In what ways do you believe poetry can provide solace and healing for those experiencing grief and loss?
A poem can resurrect, as Melissa Fite Johnson wrote. Tracy K. Smith and Sharon Olds are experts at grieving through poetry. Smith’s “Life on Mars” grieves for her father, who worked on the Hubble Space Telescope, and for our lonely planet. In “Stag’s Leap”, Olds grieves the loss of her marriage, her daughter growing older, and reflects on grief itself.
Poetry can paint such a clear image of a place, a feeling, a person. I’m proud of my poem “A visit”, where my grandmother returns for a casual lunch. It always makes my sister cry because she said I captured my grandmother’s intricate details and quirks, even after most of what the family remembered of her was tainted by Alzheimer’s.

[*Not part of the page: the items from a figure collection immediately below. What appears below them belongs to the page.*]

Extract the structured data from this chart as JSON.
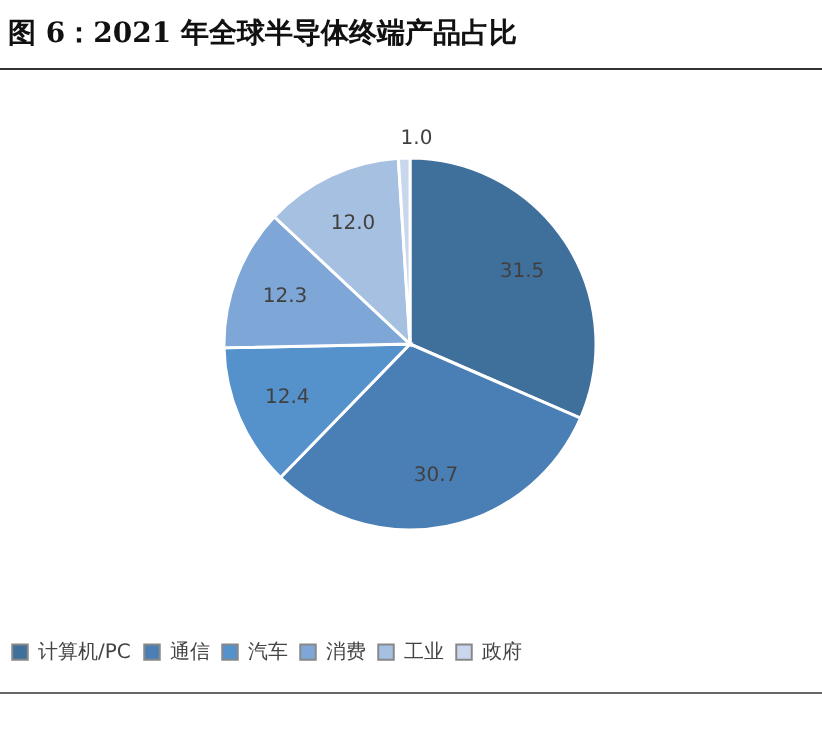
{
  "chart_data": {
    "type": "pie",
    "title": "图 6：2021 年全球半导体终端产品占比",
    "categories": [
      "计算机/PC",
      "通信",
      "汽车",
      "消费",
      "工业",
      "政府"
    ],
    "values": [
      31.5,
      30.7,
      12.4,
      12.3,
      12.0,
      1.0
    ],
    "value_labels": [
      "31.5",
      "30.7",
      "12.4",
      "12.3",
      "12.0",
      "1.0"
    ],
    "colors": [
      "#3f6f9b",
      "#4a7fb5",
      "#5592cc",
      "#7ea6d7",
      "#a6c0e2",
      "#c9d7ec"
    ],
    "legend": "bottom"
  }
}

How do you draw inspiration from real-world events or personal experiences when creating poetry that tackles societal and personal challenges?
The personal is political. Writing is also a deeply political act. There is power in telling your truth, whatever that truth is. I am called to write about various aspects of my identity — queerness, femininity, mental illness, chronic pain, skeletal dysplasia, Judaism. For me, writing is catharsis. Through poetry, I raise my voice to call out injustice and support human rights for the disabled and neurodivergent, LGBTQ+ folks, people of color, immigrants and refugees, incarcerated, and others who are marginalized.
I majored in journalism in college and have always been inspired by current events, history, and writing that bears witness. Like Patricia Smith’s “Blood Dazzler”, where she weaves poetry with headlines from the aftermath of Hurricane Katrina and snippets of conversation she overheard from her reporter husband. Recently, I’ve been reflecting and writing about the October 7 Hamas terrorist attacks on Jews, Israelis, and people of many other nations, the ensuing attack on Gaza, and rising Antisemitism and Islamophobia. Within these poems are echoes of the Holocaust, of historical pogroms and expulsions of Jews. Scientists have found that the children of Holocaust victims, even in the absence of trauma, are more likely to have altered chemical patterns and epigenetic changes. Our stories are wrapped up in the present, but also intertwined with the farthest reaches of history — migration, countries of origin, religion, intergenerational trauma, our very DNA.